Ecco, parliamo degli investimenti. Da dove si comincia? “Intanto dalle 4 nuove tramvie che dovranno essere pronte per fine 2024, in tempo per il Giubileo: le linee Termini-Aurelio, Togliatti, Tiburtina, e Termini-Centocelle. Ne progetteremo altre 7. Poi stiamo lavorando a un nuovo protocollo d’intesa con Rfl per velocizzare la chiusura dell’anello ferroviario e l’attivazione al Pigneto della stazione di interscambio delle ferrovie laziali. E ci sono le metro, dobbiamo andare avanti come treni”.

“Contiamo intanto – prosegue Patané –  sul finanziamento della metro C fino a piazzale Clodio. La stazione del Colosseo aprirà entro ottobre 2024. La metro A va progettata da un lato fino a Monte Mario e dall’altro fino a Montespaccato. Crediamo anche nel progetto metro D”.

Riguardo alle funivie previste dalla Raggi per Patanè quella di Casalotti non è funzionale, ma una resterà, quella che collega Magliana all’Eur. “Ha senso – afferma –  c’è il fiume di mezzo. La prima posa sarà tra circa un anno”.

Capitolo Roma-Lido: domani chiudono altre 2 fermate. Quando finirà questa indecenza? “La Regione avrà la competenza da gennaio e ha messo in campo interventi seri sia sui binari che sui treni. Purtroppo questo è il momento più buio, si soffre, ma c’è un vero progetto di rilancio”.

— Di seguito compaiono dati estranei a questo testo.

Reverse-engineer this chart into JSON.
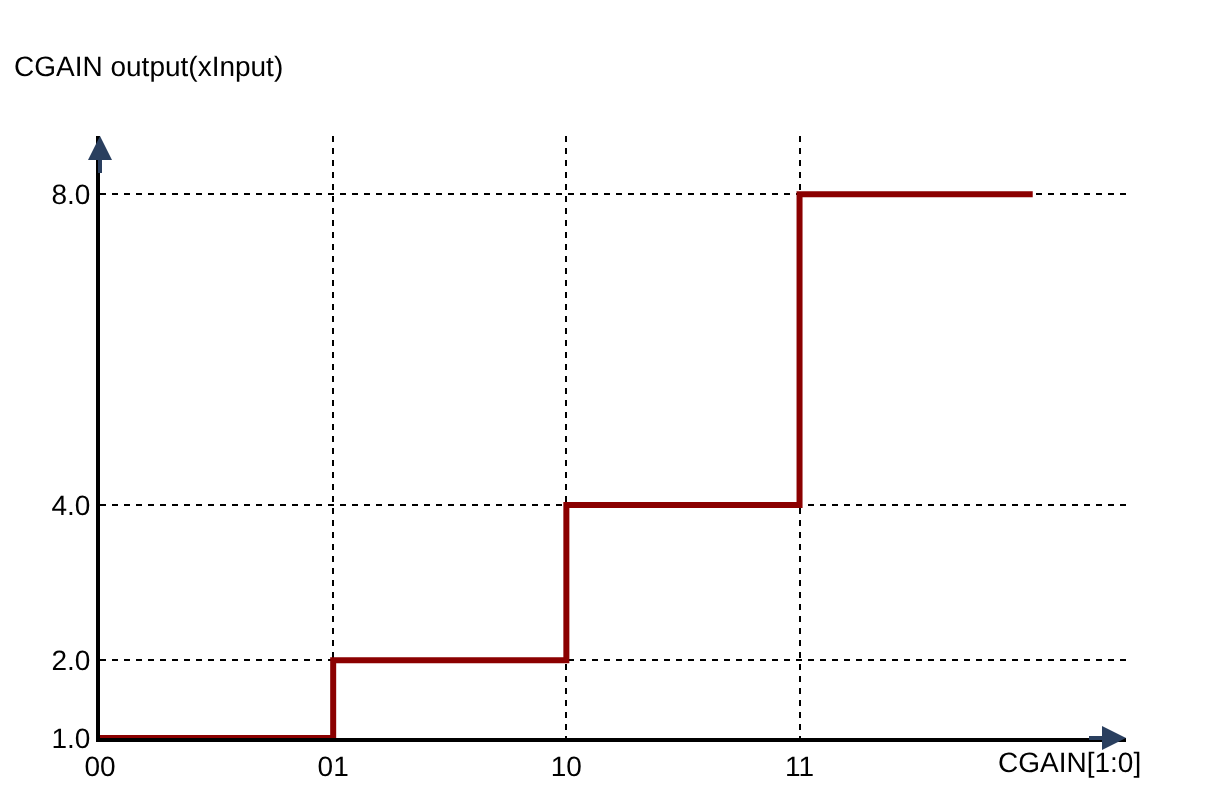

Il biglietto dell’Atac sarà ritoccato? “Entro giugno lanceremo un’app che ti dice i percorsi più indicati e unisce i diversi operatori: bus, metro, taxi, monopattini. E il biglietto lo paghi alla fine: quindi se hai scelto il tragitto più virtuoso, senza usare l’auto, il costo è minore. Un biglietto a punti. Altra innovazione: metteremo semafori intelligenti negli incroci pericolosi, e sfruttandoli, insieme ai vigili, potremo fare le multe. Basta morti sulle strade”.

Cambierete i vertici di Atac? “Lo decide il sindaco. Atac va resa più efficiente. I dipendentí vanno rimotivati e va rinnovata tutta la flotta, compreremo 520 bus elettrici col Pnrr. E in Centro, viaggeranno solo quelli. Sarà a emissioni zero”.

In tante periferie si vedono pochi bus. “Stiamo studiando un piano di servizi “a chiamata”. Tu chiami, tra mite l’app, e il trasporto pubblico organizza la corsa: se c’è manda il bus, sennò un taxi o un ncc e tu lo paghi uguale. I tassisti avranno incentivi. Partiremo per settembre”.

Altro tarlo di Atac: il disastro delle scale mobili, 154 sono ancora fuori uso. “Vogliamo sbloccarne subito 40, manca solo il collaudo. Domani abbiamo una riunione con l’ufficio del ministero”.